Problem to config filter sensor with a smart plug for a washing machine

Hi,
I have a sensor on a smart plufg/outlet connected to a washing machine which works between 0 and 2000 watt.

this is may config:

  - platform: filter
    name: "Watt Lavatrice filtered"
    entity_id: sensor.watt_lavatrice
    filters:
      - filter: outlier
        window_size: 0
        radius: 2000.0
      - filter: lowpass
        time_constant: 60
      - filter: time_simple_moving_average
        window_size: 00:05
        precision: 0

this don’t work for me: any suggestions?

Can you expand on that? Are there any config errors? Any run-time errors? Have you enabled debug in the logger for homeassistant.components.filter and checked home-assistant.log? Is the entity sensor.watt_lavatrice_filtered being created, and if so, how is its value different from what you expect?

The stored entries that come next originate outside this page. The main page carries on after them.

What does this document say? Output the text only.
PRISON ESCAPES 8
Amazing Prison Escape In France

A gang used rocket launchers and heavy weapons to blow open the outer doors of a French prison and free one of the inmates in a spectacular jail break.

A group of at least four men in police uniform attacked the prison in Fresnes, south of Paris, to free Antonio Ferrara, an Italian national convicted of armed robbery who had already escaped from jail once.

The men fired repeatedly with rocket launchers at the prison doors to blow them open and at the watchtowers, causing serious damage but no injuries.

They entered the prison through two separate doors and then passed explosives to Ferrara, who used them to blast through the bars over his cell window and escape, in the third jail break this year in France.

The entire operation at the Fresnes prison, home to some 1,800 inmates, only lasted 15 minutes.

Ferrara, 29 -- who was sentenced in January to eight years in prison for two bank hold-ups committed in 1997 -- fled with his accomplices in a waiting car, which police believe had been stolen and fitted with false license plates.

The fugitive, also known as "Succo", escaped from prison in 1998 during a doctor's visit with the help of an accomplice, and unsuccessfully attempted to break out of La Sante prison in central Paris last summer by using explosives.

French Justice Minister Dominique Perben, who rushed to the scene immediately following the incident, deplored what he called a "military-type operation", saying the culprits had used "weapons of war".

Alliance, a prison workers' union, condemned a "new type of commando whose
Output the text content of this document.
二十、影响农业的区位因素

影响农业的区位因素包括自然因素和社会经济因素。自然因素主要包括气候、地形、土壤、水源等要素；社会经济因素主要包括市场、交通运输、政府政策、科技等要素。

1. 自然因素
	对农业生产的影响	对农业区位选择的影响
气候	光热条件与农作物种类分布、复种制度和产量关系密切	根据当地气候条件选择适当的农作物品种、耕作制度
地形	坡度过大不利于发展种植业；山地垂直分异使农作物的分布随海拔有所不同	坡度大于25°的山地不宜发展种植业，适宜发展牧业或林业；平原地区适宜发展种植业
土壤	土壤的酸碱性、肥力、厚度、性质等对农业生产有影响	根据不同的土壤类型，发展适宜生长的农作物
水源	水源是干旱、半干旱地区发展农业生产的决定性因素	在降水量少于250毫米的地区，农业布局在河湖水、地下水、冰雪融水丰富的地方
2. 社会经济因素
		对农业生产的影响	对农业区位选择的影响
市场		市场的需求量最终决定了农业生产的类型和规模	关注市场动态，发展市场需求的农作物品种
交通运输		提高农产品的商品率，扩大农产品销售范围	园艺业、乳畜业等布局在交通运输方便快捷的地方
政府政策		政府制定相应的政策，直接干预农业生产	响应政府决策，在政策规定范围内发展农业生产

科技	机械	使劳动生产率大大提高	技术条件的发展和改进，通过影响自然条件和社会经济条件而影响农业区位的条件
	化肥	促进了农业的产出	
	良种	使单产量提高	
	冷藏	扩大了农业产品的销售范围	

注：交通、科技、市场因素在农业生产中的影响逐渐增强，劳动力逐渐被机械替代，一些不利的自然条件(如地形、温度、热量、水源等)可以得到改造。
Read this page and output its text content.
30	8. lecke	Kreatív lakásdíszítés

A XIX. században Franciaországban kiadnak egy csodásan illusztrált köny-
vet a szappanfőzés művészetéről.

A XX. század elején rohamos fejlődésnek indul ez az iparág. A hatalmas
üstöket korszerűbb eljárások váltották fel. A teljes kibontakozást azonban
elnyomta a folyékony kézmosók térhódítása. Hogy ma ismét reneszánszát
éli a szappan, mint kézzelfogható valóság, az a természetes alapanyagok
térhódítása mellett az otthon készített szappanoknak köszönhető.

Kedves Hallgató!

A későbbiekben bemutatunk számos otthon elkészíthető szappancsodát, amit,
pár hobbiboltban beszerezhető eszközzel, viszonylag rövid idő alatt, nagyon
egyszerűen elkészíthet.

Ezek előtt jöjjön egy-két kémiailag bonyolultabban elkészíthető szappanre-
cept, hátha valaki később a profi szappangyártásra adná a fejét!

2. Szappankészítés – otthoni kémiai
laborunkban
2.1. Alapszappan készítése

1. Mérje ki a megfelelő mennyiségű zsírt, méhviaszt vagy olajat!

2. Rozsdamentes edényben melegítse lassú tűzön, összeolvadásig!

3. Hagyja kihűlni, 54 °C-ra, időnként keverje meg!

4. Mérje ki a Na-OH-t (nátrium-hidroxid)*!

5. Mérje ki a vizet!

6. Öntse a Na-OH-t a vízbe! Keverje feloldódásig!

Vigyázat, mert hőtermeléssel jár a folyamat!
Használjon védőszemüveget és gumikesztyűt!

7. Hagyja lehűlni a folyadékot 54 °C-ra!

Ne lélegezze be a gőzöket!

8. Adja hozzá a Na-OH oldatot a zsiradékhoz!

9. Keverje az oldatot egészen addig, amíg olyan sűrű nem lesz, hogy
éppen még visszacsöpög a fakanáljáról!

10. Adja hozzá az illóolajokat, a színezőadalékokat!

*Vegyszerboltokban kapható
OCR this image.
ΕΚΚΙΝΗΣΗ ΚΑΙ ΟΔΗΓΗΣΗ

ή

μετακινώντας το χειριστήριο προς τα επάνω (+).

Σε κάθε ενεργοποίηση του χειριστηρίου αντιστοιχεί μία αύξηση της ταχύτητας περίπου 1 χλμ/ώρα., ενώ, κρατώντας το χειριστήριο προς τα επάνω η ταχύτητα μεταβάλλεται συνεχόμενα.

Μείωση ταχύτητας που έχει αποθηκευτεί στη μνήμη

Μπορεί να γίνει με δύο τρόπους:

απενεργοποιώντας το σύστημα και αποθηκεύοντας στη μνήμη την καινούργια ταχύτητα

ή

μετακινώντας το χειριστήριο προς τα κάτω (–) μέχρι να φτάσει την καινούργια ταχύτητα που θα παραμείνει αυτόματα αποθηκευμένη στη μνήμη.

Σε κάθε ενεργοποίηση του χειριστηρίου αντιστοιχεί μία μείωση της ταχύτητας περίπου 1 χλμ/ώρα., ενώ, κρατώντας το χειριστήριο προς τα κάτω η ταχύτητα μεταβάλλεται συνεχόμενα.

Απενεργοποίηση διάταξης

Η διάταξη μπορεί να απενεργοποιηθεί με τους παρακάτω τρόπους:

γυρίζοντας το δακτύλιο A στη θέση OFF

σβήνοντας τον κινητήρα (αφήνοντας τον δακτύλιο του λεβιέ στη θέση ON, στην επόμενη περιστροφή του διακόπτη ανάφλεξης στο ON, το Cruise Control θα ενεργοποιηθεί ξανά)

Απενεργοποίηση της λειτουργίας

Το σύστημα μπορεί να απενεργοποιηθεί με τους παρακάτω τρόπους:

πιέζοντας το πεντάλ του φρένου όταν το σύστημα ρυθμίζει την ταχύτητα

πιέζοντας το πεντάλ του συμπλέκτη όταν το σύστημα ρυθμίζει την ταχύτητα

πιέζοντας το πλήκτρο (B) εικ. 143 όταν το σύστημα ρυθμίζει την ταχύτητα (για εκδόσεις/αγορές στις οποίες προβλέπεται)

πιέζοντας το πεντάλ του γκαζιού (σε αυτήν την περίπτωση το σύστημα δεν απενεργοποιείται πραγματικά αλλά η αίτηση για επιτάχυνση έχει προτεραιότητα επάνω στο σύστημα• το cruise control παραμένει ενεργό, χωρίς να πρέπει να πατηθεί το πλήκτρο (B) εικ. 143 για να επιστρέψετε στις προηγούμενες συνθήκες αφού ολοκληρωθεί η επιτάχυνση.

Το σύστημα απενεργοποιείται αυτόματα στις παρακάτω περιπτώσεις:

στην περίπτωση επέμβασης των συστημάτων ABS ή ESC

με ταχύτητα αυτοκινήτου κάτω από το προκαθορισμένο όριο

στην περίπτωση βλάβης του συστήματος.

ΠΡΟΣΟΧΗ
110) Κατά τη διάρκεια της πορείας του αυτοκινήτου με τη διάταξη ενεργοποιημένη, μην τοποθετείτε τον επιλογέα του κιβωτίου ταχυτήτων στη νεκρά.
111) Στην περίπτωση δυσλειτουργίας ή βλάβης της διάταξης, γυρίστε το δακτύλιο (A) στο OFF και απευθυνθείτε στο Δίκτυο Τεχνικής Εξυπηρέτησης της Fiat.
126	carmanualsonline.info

Although I haven’t really used this sensor, I’m wondering if a window_size of 0 makes sense for the outlier filter.

Hi,
the problem sin filter configuration; here you can see real sensor graph:


and here is the result of my filter:

I need help to config better my filter configuration…

Maybe let’s take a step back. What are you ultimately trying to accomplish? If you’re just trying to determine if the washing machine is running, how about using a Threshold Binary Sensor instead? Maybe something like:

binary_sensor:
  - platform: threshold
    name: Washing Machine
    entity_id: sensor.watt_lavatrice
    upper: 1000
    hysteresis: 100

This will create binary_sensor.washing_machine which will start out being 'off', and will switch to 'on' whenever sensor.watt_lavatrice goes above 1100, and will switch to 'off' whenever sensor.watt_lavatrice goes below 900.

Or if you’re really just trying to create a filtered version of sensor.watt_lavatrice, then maybe given the nature of that signal you should consider which filters make sense for you. Another thing to consider is, how often does sensor.watt_lavatrice update? If it doesn’t update very often (and, especially, if it doesn’t update when its value doesn’t change) then it might be hard to get reasonable results from the filter sensor. It works much better if the input changes often and on a consistent basis (which most sensors don’t do.)

Hi,
I already have threshold sensor. I only would a normalised graph of WATT consumption to reduce effort on sd card…I not need specificities value but only trends …

Sorry, not sure I understand that. Your filtered entity will change exactly as often as the input entity does, and result in the same number of state updates. Not sure why the filtered entity would cause any less writes to the sd card as the original entity.

I would sample lessa data to have less write on SD card; please see follow example of original sensor with many spikes:
Home-Assistant-sensore-pre-filtering

and filtered result with less variation so less writes on sd card:
Home-Assistant-sensore-post-filtering

I hope this could be more clear now…

Just because the changes are smaller doesn’t necessarily mean there are fewer of them.

Sorry, I guess I’m not helping.

OK, but can you suggest how to config better filter component?

Like I said, I’ve really not used this sensor. However, I’d (again) suggest that maybe a window_size of 0 for the outlier filter is not appropriate. Or maybe remove the outlier and lowpass filters and just try time_simple_moving_average by itself, maybe with a larger window_size (15 minutes instead of 5???)